Title | Tomorrow in the Battle Think on Me |
Original title | Mañana en la batalla piensa en mí |
Author | Javier Marías |
Publication date | 1994 |
Language | Spanish |
Genre | Novel |
Pages | 292 |
Hours to read | 10 – 11 |
Words | 134k |
Tomorrow in the Battle Think on Me is a story focused on the theme of death and the feelings of guilt of those who remain alive.
The story told by Victor Francés, the screenwriter, takes place in Madrid and begins the night when Marta Téllez invites him to dinner in her apartment. Along with them there is also her son, who hinders their night of sex, because he doesn’t want to go to sleep, as if he knew what is going to happen, that is, she has an illness and dies. Victor will stay by her side without having the courage to look at her face, the last thing he’ll see is the back of her head.
We are so catapulted into the feelings and emotions of the protagonist, Victor, with his flow of thoughts and fears.
Marias tells the story with a slight shade of crime mystery: the story begins with a dead man and continues with a series of clues and details scattered here and there.
Victor initially tries to track down her husband, Eduardo, who is in London at the time, but then leaves the house, at least physically, because mentally he will be stationary at that time for the duration of the novel. He will try to outline the constellation of friendships and relatives of the deceased, reconstructing the past of the woman, but also his.
At the center of the novel, beyond the theme of the death of the way, how it is lived and accepted in its unpredictability, there are also relationships of couple mostly full of duplicity and deception.
The end of the novel is a sigh of relief for the protagonist, who listening to Eduardo’s story is as if he understood that his position is much less vile than what he expected and that he was a spectator in a sea of lies and in this way can leave the house.

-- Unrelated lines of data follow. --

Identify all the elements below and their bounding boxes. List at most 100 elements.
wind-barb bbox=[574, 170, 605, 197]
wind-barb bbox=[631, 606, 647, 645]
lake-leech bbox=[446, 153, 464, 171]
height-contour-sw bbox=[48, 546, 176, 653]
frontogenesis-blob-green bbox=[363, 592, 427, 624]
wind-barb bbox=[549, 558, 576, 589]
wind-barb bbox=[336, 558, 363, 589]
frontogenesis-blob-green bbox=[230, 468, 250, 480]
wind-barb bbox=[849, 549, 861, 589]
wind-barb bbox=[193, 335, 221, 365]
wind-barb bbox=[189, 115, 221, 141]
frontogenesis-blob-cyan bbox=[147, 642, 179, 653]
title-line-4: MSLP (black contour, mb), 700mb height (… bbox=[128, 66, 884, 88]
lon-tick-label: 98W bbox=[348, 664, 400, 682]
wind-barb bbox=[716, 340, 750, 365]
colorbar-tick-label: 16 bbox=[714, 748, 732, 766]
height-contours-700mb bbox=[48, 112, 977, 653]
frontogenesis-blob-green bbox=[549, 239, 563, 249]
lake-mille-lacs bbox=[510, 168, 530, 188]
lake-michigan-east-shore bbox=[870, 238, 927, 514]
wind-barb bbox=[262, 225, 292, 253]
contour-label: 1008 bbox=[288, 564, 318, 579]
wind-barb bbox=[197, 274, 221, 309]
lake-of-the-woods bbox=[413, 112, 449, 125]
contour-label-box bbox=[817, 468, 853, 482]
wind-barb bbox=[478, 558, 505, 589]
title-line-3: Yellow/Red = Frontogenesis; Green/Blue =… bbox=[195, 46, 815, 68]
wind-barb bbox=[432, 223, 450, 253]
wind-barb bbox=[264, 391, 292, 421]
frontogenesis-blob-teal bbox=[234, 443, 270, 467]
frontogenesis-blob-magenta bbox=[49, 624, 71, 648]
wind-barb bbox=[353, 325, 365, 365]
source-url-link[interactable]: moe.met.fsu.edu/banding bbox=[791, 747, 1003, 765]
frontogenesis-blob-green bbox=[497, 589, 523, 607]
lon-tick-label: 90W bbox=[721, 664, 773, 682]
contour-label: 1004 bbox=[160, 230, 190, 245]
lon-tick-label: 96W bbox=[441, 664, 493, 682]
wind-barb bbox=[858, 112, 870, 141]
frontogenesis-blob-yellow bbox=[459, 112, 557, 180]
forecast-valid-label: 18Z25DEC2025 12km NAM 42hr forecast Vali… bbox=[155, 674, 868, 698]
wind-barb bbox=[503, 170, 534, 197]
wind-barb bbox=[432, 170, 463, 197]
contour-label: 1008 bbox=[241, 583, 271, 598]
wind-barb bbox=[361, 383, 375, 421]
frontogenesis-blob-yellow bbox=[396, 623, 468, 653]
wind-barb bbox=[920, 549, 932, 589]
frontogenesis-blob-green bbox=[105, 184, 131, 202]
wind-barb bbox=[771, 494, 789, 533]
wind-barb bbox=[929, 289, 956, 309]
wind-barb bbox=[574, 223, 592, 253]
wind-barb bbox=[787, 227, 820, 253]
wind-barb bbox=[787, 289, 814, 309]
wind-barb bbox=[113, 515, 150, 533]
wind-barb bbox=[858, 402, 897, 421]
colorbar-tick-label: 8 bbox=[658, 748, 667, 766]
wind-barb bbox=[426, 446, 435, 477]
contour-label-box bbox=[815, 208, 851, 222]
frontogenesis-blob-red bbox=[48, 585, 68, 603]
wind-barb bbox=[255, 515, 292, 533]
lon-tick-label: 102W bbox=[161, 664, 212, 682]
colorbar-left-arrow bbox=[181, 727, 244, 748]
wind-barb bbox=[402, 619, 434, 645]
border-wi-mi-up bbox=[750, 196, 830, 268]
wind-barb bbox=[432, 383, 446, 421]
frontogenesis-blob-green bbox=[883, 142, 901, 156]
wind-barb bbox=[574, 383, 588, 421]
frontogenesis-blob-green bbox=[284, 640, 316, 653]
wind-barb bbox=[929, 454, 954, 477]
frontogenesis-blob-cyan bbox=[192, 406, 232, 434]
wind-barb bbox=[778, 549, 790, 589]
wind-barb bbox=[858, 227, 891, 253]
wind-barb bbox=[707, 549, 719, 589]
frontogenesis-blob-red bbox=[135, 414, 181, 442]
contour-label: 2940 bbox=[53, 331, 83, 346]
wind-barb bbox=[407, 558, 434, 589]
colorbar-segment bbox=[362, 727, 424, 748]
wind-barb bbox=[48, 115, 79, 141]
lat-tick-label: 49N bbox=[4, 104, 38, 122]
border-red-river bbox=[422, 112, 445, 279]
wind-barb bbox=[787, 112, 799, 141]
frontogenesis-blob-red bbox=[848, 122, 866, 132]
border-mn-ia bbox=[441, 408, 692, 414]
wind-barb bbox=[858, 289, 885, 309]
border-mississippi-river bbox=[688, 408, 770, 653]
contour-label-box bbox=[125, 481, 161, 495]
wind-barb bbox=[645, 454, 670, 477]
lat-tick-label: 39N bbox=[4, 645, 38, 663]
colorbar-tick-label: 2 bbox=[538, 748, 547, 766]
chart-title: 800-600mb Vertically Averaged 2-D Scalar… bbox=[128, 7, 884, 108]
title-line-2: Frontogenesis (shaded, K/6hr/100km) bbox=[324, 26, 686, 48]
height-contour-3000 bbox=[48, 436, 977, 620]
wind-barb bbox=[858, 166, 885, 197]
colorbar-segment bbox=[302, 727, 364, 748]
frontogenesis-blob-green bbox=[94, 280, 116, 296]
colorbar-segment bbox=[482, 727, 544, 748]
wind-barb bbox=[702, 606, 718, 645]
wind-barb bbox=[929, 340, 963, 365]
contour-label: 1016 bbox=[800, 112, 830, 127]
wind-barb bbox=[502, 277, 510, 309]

What is surprising is that although individuals are constantly trying to create relationships, eventually they find themselves alone.
The phrase Tomorrow in the Battle Think on Me is the curse that the ghost of Queen Anne throws to the king, responsible for her death, in “Richard III” of Shakespeare. This phrase repeated several times in the text not only makes Marta always present, as if she was a ghost in the mind of Victor, but also explains her psychological drama, her sense of guilt: that of being still alive and being unable to save her. He just accompanied her to her death.
The child, in this context, who cannot speak, because he is only two years old seems to exemplify the modernity of the language on death. Death is unspeakable, indescribable.
The novel was much appreciated by critics and the public and won the Romulo Gallegos Prize and the Prix Femina Etranger.